Article By Kishor Napier-Raman First published on Sep 06, 2021
Lorraine Finlay has in the past asserted a number of positions that may place her at odds with the Australian Human Rights Commission.
Yesterday the federal government quietly appointed Lorraine Finlay as the next human rights commissioner. She is a Murdoch University legal academic and human trafficking specialist with the Australian mission to ASEAN. Media releases from Attorney-General Michaelia Cash and the Australian Human Rights Commission both praised Finlay’s academic expertise and work in international human rights law. But they neglected to mention hers deep ties to the Liberal Party, as a former upper house candidate in Western Australia and president of the state’s Liberal women’s council. They also overlooked her years spent vocally taking positions that might put her at odds with the AHRC.
A Liberal stack
Finlay’s links to the WA Liberals go back a decade. Until 2018 she was president of the its women’s council, a position she’d held since at least 2011 when she was hosting twilight drinks with a then-shadow minister, Scott Morrison.As head of the council, Finlay worked hard to advance women’s representation in the party — by opposing gender-based quotas. She also helped stitch up preselection contests for older, male establishment figures over younger female candidates, even as senior figures such as Julie Bishop were crying out for better gender representation.Spend enough time as a party apparatchik, it seems, and you start getting touted as a possible candidate.
In 2015 there were rumours about her running for the federal seat of Canning (now held by Andrew Hastie). Two years later she ran unsuccessfully for the Liberals as an upper house candidate in the state election.More recently she’s popped up in reporting on the disastrous state of the WA party, as an enemy of “The Clan”, a group of influential Liberal power brokers with ties to former finance minister turned OECD supremo Mathias Cormann. Crikey asked Cash’s office whether Finlay’s Liberal links helped her land the appointment, and whether it was appropriate to pick someone so close to the party. We did not get a response.
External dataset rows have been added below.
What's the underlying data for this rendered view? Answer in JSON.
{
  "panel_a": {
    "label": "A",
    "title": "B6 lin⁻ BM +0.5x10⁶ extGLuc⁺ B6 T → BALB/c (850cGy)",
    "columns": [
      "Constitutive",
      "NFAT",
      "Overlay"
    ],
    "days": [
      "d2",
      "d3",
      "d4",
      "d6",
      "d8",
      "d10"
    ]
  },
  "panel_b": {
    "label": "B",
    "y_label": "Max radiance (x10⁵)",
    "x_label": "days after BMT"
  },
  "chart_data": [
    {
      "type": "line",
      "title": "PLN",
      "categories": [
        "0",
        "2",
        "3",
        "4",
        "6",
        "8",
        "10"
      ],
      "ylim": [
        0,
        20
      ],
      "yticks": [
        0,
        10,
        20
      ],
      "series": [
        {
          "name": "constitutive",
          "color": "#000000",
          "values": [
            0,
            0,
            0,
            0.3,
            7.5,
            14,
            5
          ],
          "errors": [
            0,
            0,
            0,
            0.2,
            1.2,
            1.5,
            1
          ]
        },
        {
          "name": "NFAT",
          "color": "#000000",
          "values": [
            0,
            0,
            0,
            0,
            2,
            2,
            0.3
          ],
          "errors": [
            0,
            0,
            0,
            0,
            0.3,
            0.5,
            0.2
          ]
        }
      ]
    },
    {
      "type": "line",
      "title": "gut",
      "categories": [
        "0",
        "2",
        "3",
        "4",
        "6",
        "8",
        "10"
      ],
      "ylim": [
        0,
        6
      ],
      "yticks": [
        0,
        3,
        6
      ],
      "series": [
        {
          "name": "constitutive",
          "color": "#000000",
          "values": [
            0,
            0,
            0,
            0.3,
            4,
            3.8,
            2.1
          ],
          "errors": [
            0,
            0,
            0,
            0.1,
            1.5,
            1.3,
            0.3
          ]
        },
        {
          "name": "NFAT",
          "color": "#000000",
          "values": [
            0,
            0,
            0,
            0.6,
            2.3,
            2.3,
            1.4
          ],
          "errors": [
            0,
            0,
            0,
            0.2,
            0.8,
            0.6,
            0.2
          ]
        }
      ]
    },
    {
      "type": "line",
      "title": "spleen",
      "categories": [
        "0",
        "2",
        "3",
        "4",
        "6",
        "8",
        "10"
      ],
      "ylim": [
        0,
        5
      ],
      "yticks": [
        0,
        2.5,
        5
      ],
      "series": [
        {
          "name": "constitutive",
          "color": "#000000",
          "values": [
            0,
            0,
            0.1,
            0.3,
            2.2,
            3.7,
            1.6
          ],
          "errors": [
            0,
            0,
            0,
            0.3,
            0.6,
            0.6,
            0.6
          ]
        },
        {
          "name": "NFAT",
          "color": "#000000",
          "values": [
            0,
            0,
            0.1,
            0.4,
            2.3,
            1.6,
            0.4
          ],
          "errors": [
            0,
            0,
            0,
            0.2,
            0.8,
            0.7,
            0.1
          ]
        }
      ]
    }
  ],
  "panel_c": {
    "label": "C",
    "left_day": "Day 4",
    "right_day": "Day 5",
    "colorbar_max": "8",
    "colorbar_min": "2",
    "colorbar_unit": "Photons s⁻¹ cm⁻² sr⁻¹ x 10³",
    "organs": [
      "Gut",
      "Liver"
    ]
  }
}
The IPA’s pick in 2017, the Institute of Public Affairs, which has long called for a dramatic overhaul of the AHRC, listed Finlay as one of its favoured candidates for the commission. It cited Finlay’s co-authorship of No Offence Intended: Why 18C is Wrong, a book-length call to remove that section of the Racial Discrimination Act.Both the Abbott and Turnbull governments campaigned unsuccessfully to have the section — which makes it unlawful to offend, insult, humiliate or intimidate a person based on their race, colour, ethnicity or nationality — repealed. It dragged the commission and its former president Gillian Triggs into a protracted culture war over freedom of speech. Finlay, meanwhile, has openly called — in her book and in articles — for 18C to be abolished. She has plenty of other views that put her at odds with the commission’s work.
The AHRC supports an Indigenous voice to Parliament. Finlay joined an IPA advertisement where she called that “political segregation”.The commission also does critical work on sexual harassment and sexual assault. On these, Finlay’s views are in line with the Sky News set. She believes moves to adopt an affirmative consent model on sexual assault laws — under way in NSW — would undermine due process and the presumption of innocence for alleged perpetrators. In fact, she’s been making this argument since 2018, when she appeared on a YouTube video with men’s rights activist Bettina Arndt. Finlay’s appointment is just the latest instance of the Coalition targeting and stacking the AHRC. In 2013, the Abbott government appointed former IPA policy director Tim Wilson, now a Liberal backbencher, as Human Rights Commissioner. Earlier that year, staff at the Institute had called for the Commission to be abolished. At the time, attorney-general George Brandis openly admitted ideology played a part in Wilson getting the gig. This time it hasn’t been quite so open.
Editors note: An earlier version of this article said Tim Wilson had called for the AHRC to be abolished during his time at the IPA. Wilson did not personally call for its abolition.